The primary issue presented on this appeal is whether Morris was “actually engaged” in protected work while operating the street sweeper westbound on I–86. The exemption is applicable “only when such work is in fact being performed at the time of the accident” (Hofmann v. Town of Ashford, 60 AD3d 1498, 1499 [2009] ), and does not apply when the person and vehicle is traveling from one work location to another (see id.).   Here, Morris was not traveling from one work site to another (compare Davis v Incorporated Vil. of Babylon, N.Y., 13 AD3d 331, 332 [2004] ).   Rather, Morris was assigned to clear the gravel on I–86 eastbound and, in order to accomplish this task, it was necessary for her to pass over the affected area a number of times.   Given the location and circumstances of the spill, Morris was required to follow the circuitous route to complete the assigned work.

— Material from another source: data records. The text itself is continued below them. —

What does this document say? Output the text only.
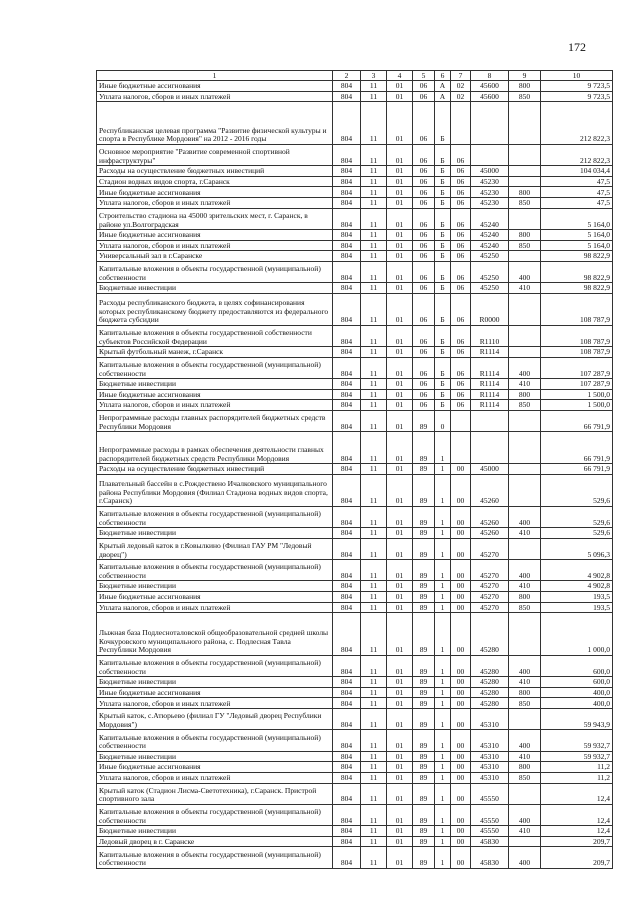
172
1	2	3	4	5	6	7	8	9	10
Иные бюджетные ассигнования	804	11	01	06	А	02	45600	800	9 723,5
Уплата налогов, сборов и иных платежей	804	11	01	06	А	02	45600	850	9 723,5
Республиканская целевая программа "Развитие физической культуры и спорта в Республике Мордовия" на 2012 - 2016 годы	804	11	01	06	Б				212 822,3
Основное мероприятие "Развитие современной спортивной инфраструктуры"	804	11	01	06	Б	06			212 822,3
Расходы на осуществление бюджетных инвестиций	804	11	01	06	Б	06	45000		104 034,4
Стадион водных видов спорта, г.Саранск	804	11	01	06	Б	06	45230		47,5
Иные бюджетные ассигнования	804	11	01	06	Б	06	45230	800	47,5
Уплата налогов, сборов и иных платежей	804	11	01	06	Б	06	45230	850	47,5
Строительство стадиона на 45000 зрительских мест, г. Саранск, в районе ул.Волгоградская	804	11	01	06	Б	06	45240		5 164,0
Иные бюджетные ассигнования	804	11	01	06	Б	06	45240	800	5 164,0
Уплата налогов, сборов и иных платежей	804	11	01	06	Б	06	45240	850	5 164,0
Универсальный зал в г.Саранске	804	11	01	06	Б	06	45250		98 822,9
Капитальные вложения в объекты государственной (муниципальной) собственности	804	11	01	06	Б	06	45250	400	98 822,9
Бюджетные инвестиции	804	11	01	06	Б	06	45250	410	98 822,9
Расходы республиканского бюджета, в целях софинансирования которых республиканскому бюджету предоставляются из федерального бюджета субсидии	804	11	01	06	Б	06	R0000		108 787,9
Капитальные вложения в объекты государственной собственности субъектов Российской Федерации	804	11	01	06	Б	06	R1110		108 787,9
Крытый футбольный манеж, г.Саранск	804	11	01	06	Б	06	R1114		108 787,9
Капитальные вложения в объекты государственной (муниципальной) собственности	804	11	01	06	Б	06	R1114	400	107 287,9
Бюджетные инвестиции	804	11	01	06	Б	06	R1114	410	107 287,9
Иные бюджетные ассигнования	804	11	01	06	Б	06	R1114	800	1 500,0
Уплата налогов, сборов и иных платежей	804	11	01	06	Б	06	R1114	850	1 500,0
Непрограммные расходы главных распорядителей бюджетных средств Республики Мордовия	804	11	01	89	0				66 791,9
Непрограммные расходы в рамках обеспечения деятельности главных распорядителей бюджетных средств Республики Мордовия	804	11	01	89	1				66 791,9
Расходы на осуществление бюджетных инвестиций	804	11	01	89	1	00	45000		66 791,9
Плавательный бассейн в с.Рождествено Ичалковского муниципального района Республики Мордовия (Филиал Стадиона водных видов спорта, г.Саранск)	804	11	01	89	1	00	45260		529,6
Капитальные вложения в объекты государственной (муниципальной) собственности	804	11	01	89	1	00	45260	400	529,6
Бюджетные инвестиции	804	11	01	89	1	00	45260	410	529,6
Крытый ледовый каток в г.Ковылкино (Филиал ГАУ РМ "Ледовый дворец")	804	11	01	89	1	00	45270		5 096,3
Капитальные вложения в объекты государственной (муниципальной) собственности	804	11	01	89	1	00	45270	400	4 902,8
Бюджетные инвестиции	804	11	01	89	1	00	45270	410	4 902,8
Иные бюджетные ассигнования	804	11	01	89	1	00	45270	800	193,5
Уплата налогов, сборов и иных платежей	804	11	01	89	1	00	45270	850	193,5
Лыжная база Подлесноталовской общеобразовательной средней школы Кочкуровского муниципального района, с. Подлесная Тавла Республики Мордовия	804	11	01	89	1	00	45280		1 000,0
Капитальные вложения в объекты государственной (муниципальной) собственности	804	11	01	89	1	00	45280	400	600,0
Бюджетные инвестиции	804	11	01	89	1	00	45280	410	600,0
Иные бюджетные ассигнования	804	11	01	89	1	00	45280	800	400,0
Уплата налогов, сборов и иных платежей	804	11	01	89	1	00	45280	850	400,0
Крытый каток, с.Атюрьево (филиал ГУ "Ледовый дворец Республики Мордовия")	804	11	01	89	1	00	45310		59 943,9
Капитальные вложения в объекты государственной (муниципальной) собственности	804	11	01	89	1	00	45310	400	59 932,7
Бюджетные инвестиции	804	11	01	89	1	00	45310	410	59 932,7
Иные бюджетные ассигнования	804	11	01	89	1	00	45310	800	11,2
Уплата налогов, сборов и иных платежей	804	11	01	89	1	00	45310	850	11,2
Крытый каток (Стадион Лисма-Светотехника), г.Саранск. Пристрой спортивного зала	804	11	01	89	1	00	45550		12,4
Капитальные вложения в объекты государственной (муниципальной) собственности	804	11	01	89	1	00	45550	400	12,4
Бюджетные инвестиции	804	11	01	89	1	00	45550	410	12,4
Ледовый дворец в г. Саранске	804	11	01	89	1	00	45830		209,7
Капитальные вложения в объекты государственной (муниципальной) собственности	804	11	01	89	1	00	45830	400	209,7
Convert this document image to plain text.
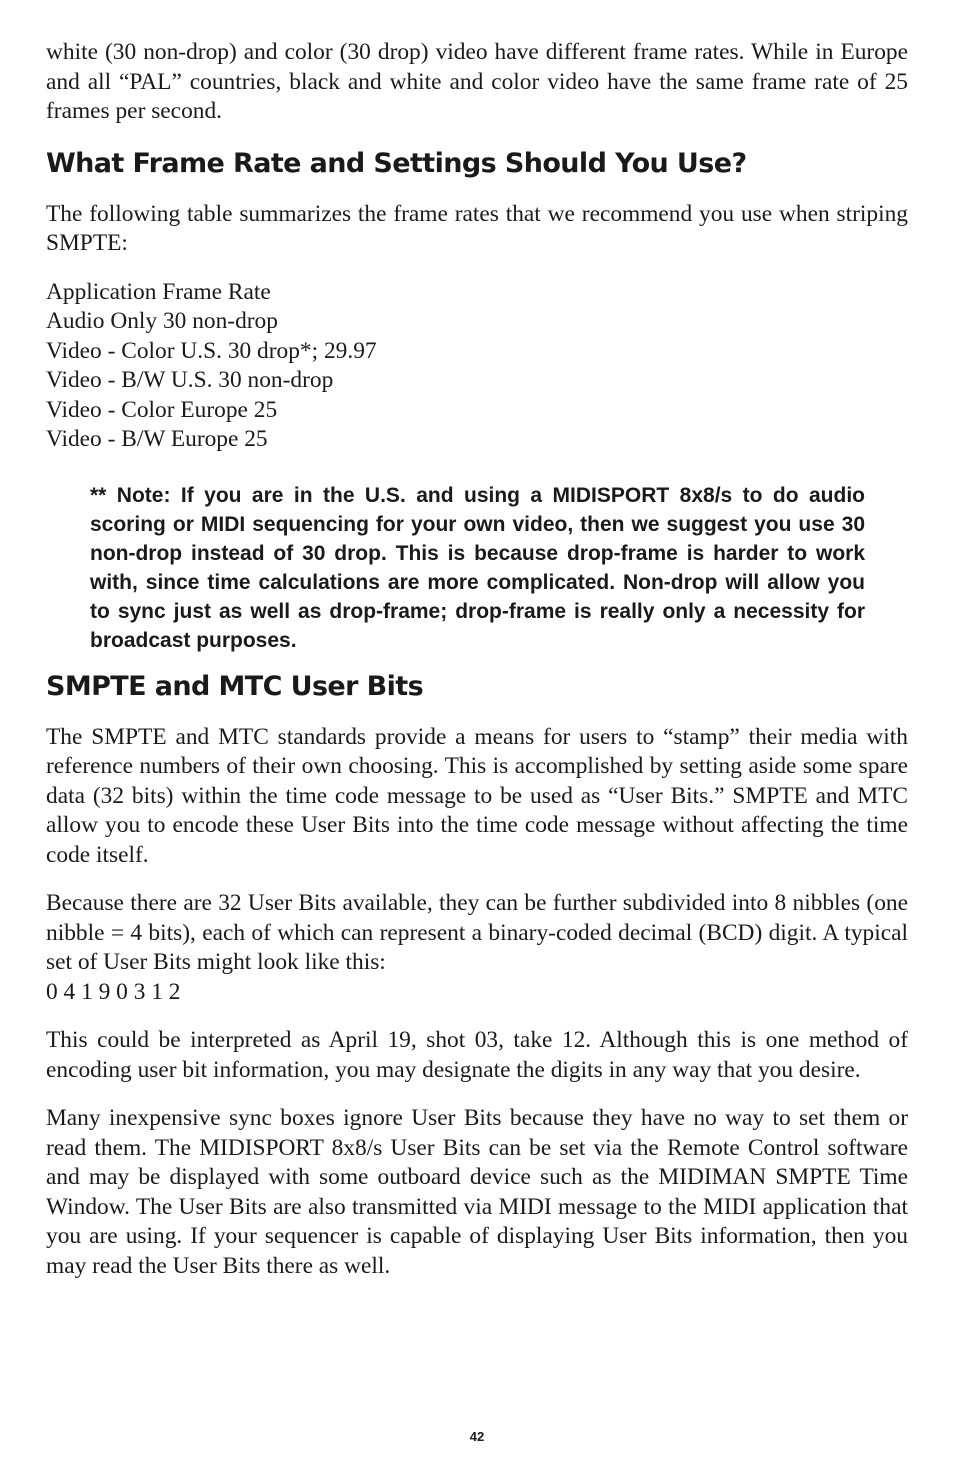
white (30 non-drop) and color (30 drop) video have different frame rates. While in Europe and all “PAL” countries, black and white and color video have the same frame rate of 25 frames per second.

What Frame Rate and Settings Should You Use?

The following table summarizes the frame rates that we recommend you use when striping SMPTE:

Application Frame Rate
Audio Only 30 non-drop
Video - Color U.S. 30 drop*; 29.97
Video - B/W U.S. 30 non-drop
Video - Color Europe 25
Video - B/W Europe 25

** Note: If you are in the U.S. and using a MIDISPORT 8x8/s to do audio scoring or MIDI sequencing for your own video, then we suggest you use 30 non-drop instead of 30 drop. This is because drop-frame is harder to work with, since time calculations are more complicated. Non-drop will allow you to sync just as well as drop-frame; drop-frame is really only a necessity for broadcast purposes.

SMPTE and MTC User Bits

The SMPTE and MTC standards provide a means for users to “stamp” their media with reference numbers of their own choosing. This is accomplished by setting aside some spare data (32 bits) within the time code message to be used as “User Bits.” SMPTE and MTC allow you to encode these User Bits into the time code message without affecting the time code itself.

Because there are 32 User Bits available, they can be further subdivided into 8 nibbles (one nibble = 4 bits), each of which can represent a binary-coded decimal (BCD) digit. A typical set of User Bits might look like this:
0 4 1 9 0 3 1 2

This could be interpreted as April 19, shot 03, take 12. Although this is one method of encoding user bit information, you may designate the digits in any way that you desire.

Many inexpensive sync boxes ignore User Bits because they have no way to set them or read them. The MIDISPORT 8x8/s User Bits can be set via the Remote Control software and may be displayed with some outboard device such as the MIDIMAN SMPTE Time Window. The User Bits are also transmitted via MIDI message to the MIDI application that you are using. If your sequencer is capable of displaying User Bits information, then you may read the User Bits there as well.

42
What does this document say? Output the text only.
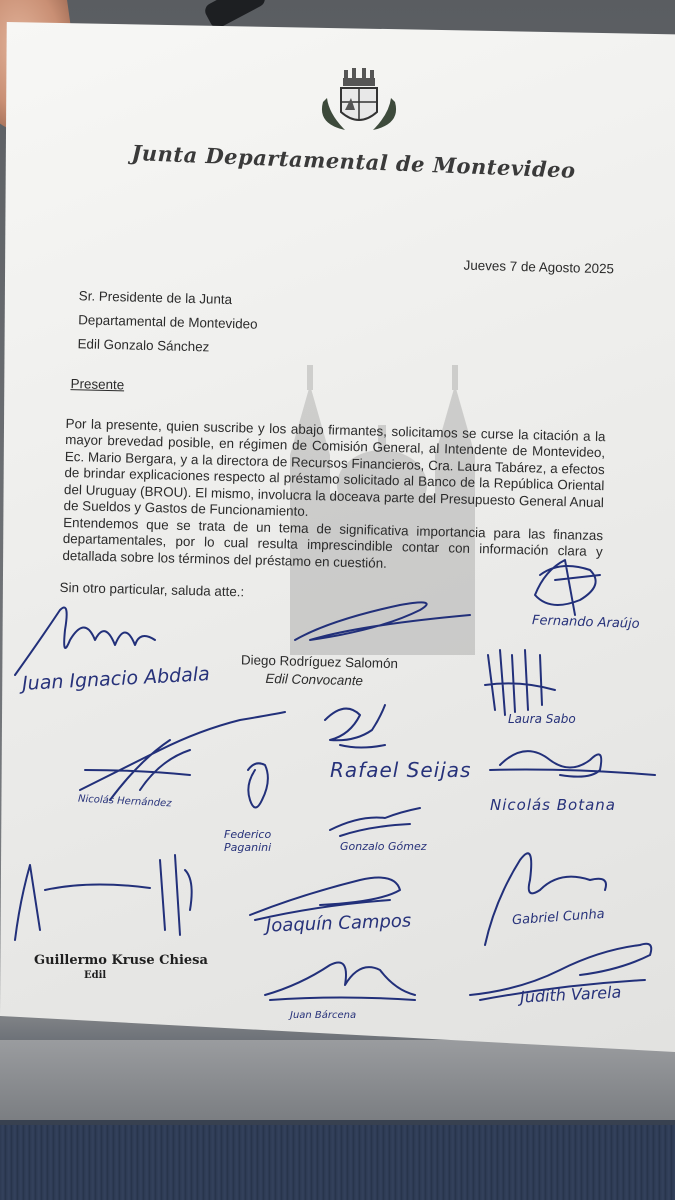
Junta Departamental de Montevideo
Jueves 7 de Agosto 2025
Sr. Presidente de la Junta
Departamental de Montevideo
Edil Gonzalo Sánchez
Presente
Por la presente, quien suscribe y los abajo firmantes, solicitamos se curse la citación a la mayor brevedad posible, en régimen de Comisión General, al Intendente de Montevideo, Ec. Mario Bergara, y a la directora de Recursos Financieros, Cra. Laura Tabárez, a efectos de brindar explicaciones respecto al préstamo solicitado al Banco de la República Oriental del Uruguay (BROU). El mismo, involucra la doceava parte del Presupuesto General Anual de Sueldos y Gastos de Funcionamiento.
Entendemos que se trata de un tema de significativa importancia para las finanzas departamentales, por lo cual resulta imprescindible contar con información clara y detallada sobre los términos del préstamo en cuestión.
Sin otro particular, saluda atte.:
Diego Rodríguez Salomón
Edil Convocante
Juan Ignacio Abdala
Fernando Araújo
Laura Sabo
Rafael Seijas
Nicolás Hernández	Nicolás Botana
Federico Paganini	Gonzalo Gómez
Joaquín Campos	Gabriel Cunha
Judith Varela
Juan Bárcena
Guillermo Kruse Chiesa
Edil
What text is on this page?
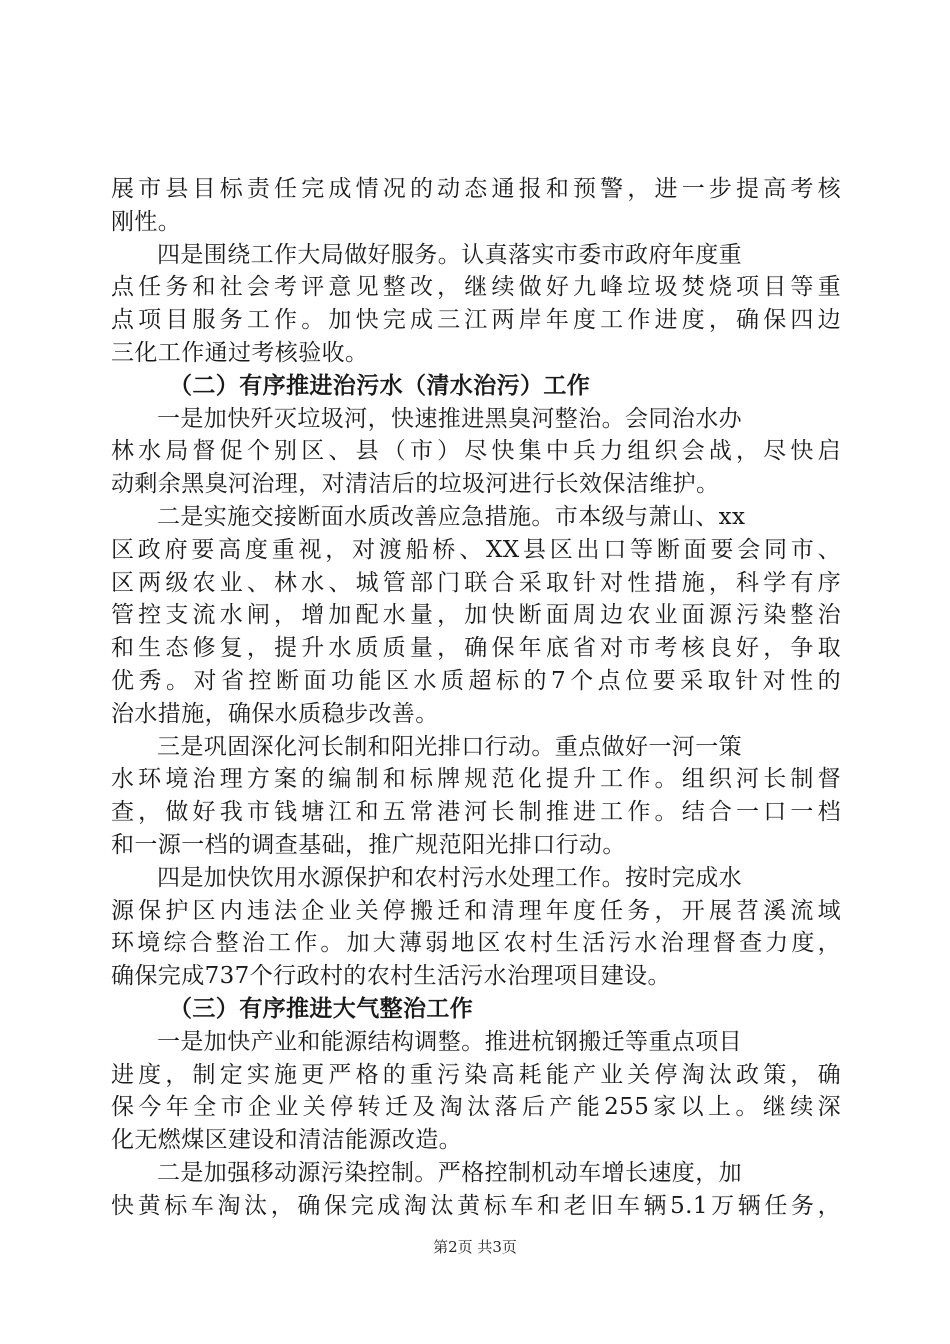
展市县目标责任完成情况的动态通报和预警，进一步提高考核
刚性。
四是围绕工作大局做好服务。认真落实市委市政府年度重
点任务和社会考评意见整改，继续做好九峰垃圾焚烧项目等重
点项目服务工作。加快完成三江两岸年度工作进度，确保四边
三化工作通过考核验收。
（二）有序推进治污水（清水治污）工作
一是加快歼灭垃圾河，快速推进黑臭河整治。会同治水办
林水局督促个别区、县（市）尽快集中兵力组织会战，尽快启
动剩余黑臭河治理，对清洁后的垃圾河进行长效保洁维护。
二是实施交接断面水质改善应急措施。市本级与萧山、xx
区政府要高度重视，对渡船桥、XX县区出口等断面要会同市、
区两级农业、林水、城管部门联合采取针对性措施，科学有序
管控支流水闸，增加配水量，加快断面周边农业面源污染整治
和生态修复，提升水质质量，确保年底省对市考核良好，争取
优秀。对省控断面功能区水质超标的7个点位要采取针对性的
治水措施，确保水质稳步改善。
三是巩固深化河长制和阳光排口行动。重点做好一河一策
水环境治理方案的编制和标牌规范化提升工作。组织河长制督
查，做好我市钱塘江和五常港河长制推进工作。结合一口一档
和一源一档的调查基础，推广规范阳光排口行动。
四是加快饮用水源保护和农村污水处理工作。按时完成水
源保护区内违法企业关停搬迁和清理年度任务，开展苕溪流域
环境综合整治工作。加大薄弱地区农村生活污水治理督查力度，
确保完成737个行政村的农村生活污水治理项目建设。
（三）有序推进大气整治工作
一是加快产业和能源结构调整。推进杭钢搬迁等重点项目
进度，制定实施更严格的重污染高耗能产业关停淘汰政策，确
保今年全市企业关停转迁及淘汰落后产能255家以上。继续深
化无燃煤区建设和清洁能源改造。
二是加强移动源污染控制。严格控制机动车增长速度，加
快黄标车淘汰，确保完成淘汰黄标车和老旧车辆5.1万辆任务，
第2页 共3页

We reject plaintiff's contention that because the sweeper

broom was not engaged at the time of the accident, Morris was not “actually engaged” in protected work.   Contrary to plaintiff's argument, Trooper Paul J. Campbell testified that, on the day of the accident, he escorted Morris throughout the entire route “to get her in and out of traffic safely.”   The street sweeper did not necessarily need to be in the debris area (see Vehicle and Traffic Law § 161) in order to be “actually engaged” in protected work (see Riley v. County of Broome, 95 N.Y.2d at 468).   In our view, Supreme Court properly determined that Morris was “actually engaged” in protected work at the time of the accident (see Lobello v. Town of Brookhaven, 66 AD3d 646, 646–647 [2009];  Guereschi v. Bouchard, 286 A.D.2d 997, 998 [2001], lv denied 97 N.Y.2d 613 [2002];  Skolnick v. Town of Hempstead, 278 A.D.2d 481, 482 [2000] ).

We further agree with Supreme Court that, in light of Campbell's testimony that he saw Morris check her mirror and look to the left and right before moving to the passing lane, defendants met their prima facie burden of demonstrating that Morris' failure to observe plaintiff before moving to the passing lane was not conduct that amounted to reckless disregard for the safety of others (see Vehicle and Traffic Law § 1103[b] ).  In our view, plaintiff has not raised a triable question of fact on this issue.   Morris testified that at the time of the accident, she was traveling at approximately 30 miles per hour, while Campbell estimated her speed at approximately 45 miles per hour.   Even if, as plaintiff contends, Morris was driving 55 miles per hour when she changed lanes, this was still below the posted speed limit.   Moreover, Morris testified that she had hazard lights and an overhead beacon light on at all times while on the route.   The evidence establishes only that Morris looked but did not see plaintiff and “reckless disregard ․ requires ․ more than a momentary judgment lapse” (Saarinen v. Kerr, 84 N.Y.2d 494, 502 [1994];  see Rockland Coaches, Inc. v. Town of Clarkstown, 49 AD3d 705, 707 [2008] ).

The remaining arguments have been considered and are without merit.

Lahtinen, J.P., McCarthy and Garry, JJ., concur.

ORDERED that the order is affirmed, without costs.